Where On Earth?
Two of the film’s four main characters live in Southern Humboldt County and two live in Northern Mendocino County, immediately to the south. It’s a bit too complicated to explain in a simple tagline, so I stick to the name “Humboldt” because it has such world-wide “brand” recognition. Most everyone here has a story about how they were traveling in some remote part of the world and received knowing smiles and laughs when they said they were from Humboldt County. Nothing against Mendocino County, but it doesn’t quite have the same cachet.
History
It was through a combination of chance and history that Garberville and Humboldt County became synonymous with home-grown marijuana. As the energy of the ’60s counter-culture waned in the urban centers, particularly San Francisco, many young people chose to continue the Utopian experiment by moving into rural areas where they could live off-grid, closer to nature and out of the prying eyesight of authorities.

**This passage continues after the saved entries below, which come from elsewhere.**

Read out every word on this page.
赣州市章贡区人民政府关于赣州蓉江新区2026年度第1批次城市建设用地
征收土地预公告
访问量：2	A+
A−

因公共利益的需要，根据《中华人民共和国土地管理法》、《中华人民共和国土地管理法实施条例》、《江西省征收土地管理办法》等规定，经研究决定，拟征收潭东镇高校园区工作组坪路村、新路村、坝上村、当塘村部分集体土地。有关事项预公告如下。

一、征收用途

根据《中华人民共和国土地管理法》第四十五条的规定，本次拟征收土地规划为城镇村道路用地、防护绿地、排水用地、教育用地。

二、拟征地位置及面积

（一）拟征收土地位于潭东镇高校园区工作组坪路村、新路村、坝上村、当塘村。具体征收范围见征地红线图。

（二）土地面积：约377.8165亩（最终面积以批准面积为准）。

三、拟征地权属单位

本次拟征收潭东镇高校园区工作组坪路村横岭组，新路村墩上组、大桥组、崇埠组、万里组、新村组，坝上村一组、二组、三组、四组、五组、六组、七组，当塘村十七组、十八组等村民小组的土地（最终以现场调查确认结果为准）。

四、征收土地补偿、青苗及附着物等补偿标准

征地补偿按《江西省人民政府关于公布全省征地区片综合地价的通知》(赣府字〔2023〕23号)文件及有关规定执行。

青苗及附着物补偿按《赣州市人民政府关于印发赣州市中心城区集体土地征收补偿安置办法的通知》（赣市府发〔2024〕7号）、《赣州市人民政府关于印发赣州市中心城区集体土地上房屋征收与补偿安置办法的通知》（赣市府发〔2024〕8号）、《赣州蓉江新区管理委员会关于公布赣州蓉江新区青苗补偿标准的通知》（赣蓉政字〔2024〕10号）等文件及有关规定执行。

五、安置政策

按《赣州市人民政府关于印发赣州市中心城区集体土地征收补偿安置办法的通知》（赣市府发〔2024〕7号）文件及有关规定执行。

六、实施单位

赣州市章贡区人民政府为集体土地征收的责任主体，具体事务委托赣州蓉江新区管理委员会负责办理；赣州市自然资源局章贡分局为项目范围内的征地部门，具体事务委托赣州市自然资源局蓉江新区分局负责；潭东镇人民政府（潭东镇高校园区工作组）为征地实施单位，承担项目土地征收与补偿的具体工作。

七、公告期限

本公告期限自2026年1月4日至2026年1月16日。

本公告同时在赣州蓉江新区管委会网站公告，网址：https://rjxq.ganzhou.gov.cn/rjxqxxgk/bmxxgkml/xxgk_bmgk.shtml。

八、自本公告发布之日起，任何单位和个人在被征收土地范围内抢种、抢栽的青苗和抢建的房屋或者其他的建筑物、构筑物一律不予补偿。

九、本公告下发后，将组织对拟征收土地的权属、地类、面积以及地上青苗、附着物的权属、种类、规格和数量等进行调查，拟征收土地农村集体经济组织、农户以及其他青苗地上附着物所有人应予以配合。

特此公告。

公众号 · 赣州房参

When they first arrived in this part of Northern California, these “new settlers,” rarely had much in the way of income. Welfare and food stamps were often necessary to survive as they eked out a living in the depressed rural economy. While not coming here specifically to grow pot, home vegetable gardens were the obvious place to plant some of the seeds in the bottom of the baggies of imported Mexican weed that people smoked. Once they realized that friends back in the city were willing to pay for the extra weed they grew, the Humboldt pot economy was born.
It is anyone’s guess as to whether or not the nascent cannabis culture would have exploded so successfully had the hippies settled in, say, Carlotta or Trinidad, farther north in the fog belt where marijuana is prone to mold during the flowering season. Southern Humboldt’s combination of climate, remoteness and a culture of disdain for authority going back to the moonshine days provided the perfect substrate in which the new culture’s roots could take hold and anchor tight.
While they came for the land and community, growing marijuana—or more to the point: selling marijuana—gave them a way to fund their dream. Thirty-some years later, the Garberville area is booming and has become a hub of counter-cultural values and institutions. A large community center was built—mostly with donated labor—along with alternative schools, a vibrant homesteading community, a listener-funded radio station and a robust economy based on the marijuana trade.
Politics
Until fairly recently, both counties’ economic and political structures were controlled by the larger, conservative populations to the north in Humboldt and the south in Mendocino (“Mendo”). This left Southern Humboldt (“SoHum”) and Northern Mendo politically isolated and the targets of a culture war centering around marijuana suppression that still simmers to this day.
The situation became nearly unbearable by the early ‘90s, prompting a short-lived attempt to form a new county—Sequoia County—out of these two regions. Sequoia is the Latin name for Norcal’s signature vegetation, the redwood tree, Sequoia sempervirens. In an earlier time, this community had taken on the name “Mateel,” a contraction of the names of the two major rivers that define the region’s geographical boundaries: the Mattole and the Eel. There are still a few businesses and institutions around using the Mateel moniker.
For simplicity’s sake and because it is a well-known name, I use the term “Humboldt,” for the “Sequoia County”/“Mateel” area even though this region is politically and climatically distinct from Northern Humboldt and even though some of it lies over the Mendocino County line. Most of the residents of this region use the small, unincorporated town of Garberville, in SoHum, as their main social and economic center.
Humboldt County is also part of the “Emerald Triangle”—the pot-growing region of Humboldt, Trinity and Mendocino counties. It’s not really a triangle, but it sounds better than “Emerald Tri-County Area.” It’s all about marketing these days.
(In March, 2011, the Sequoia County concept is being reimagined as “Emerald City”—though without Northern Mendo due to political limitations—and a new movement has arisen to promote the idea. It promises to be an interesting year. I could shoot a sequel and call it “One Good Town.” Nah, just doesn’t have the ring.)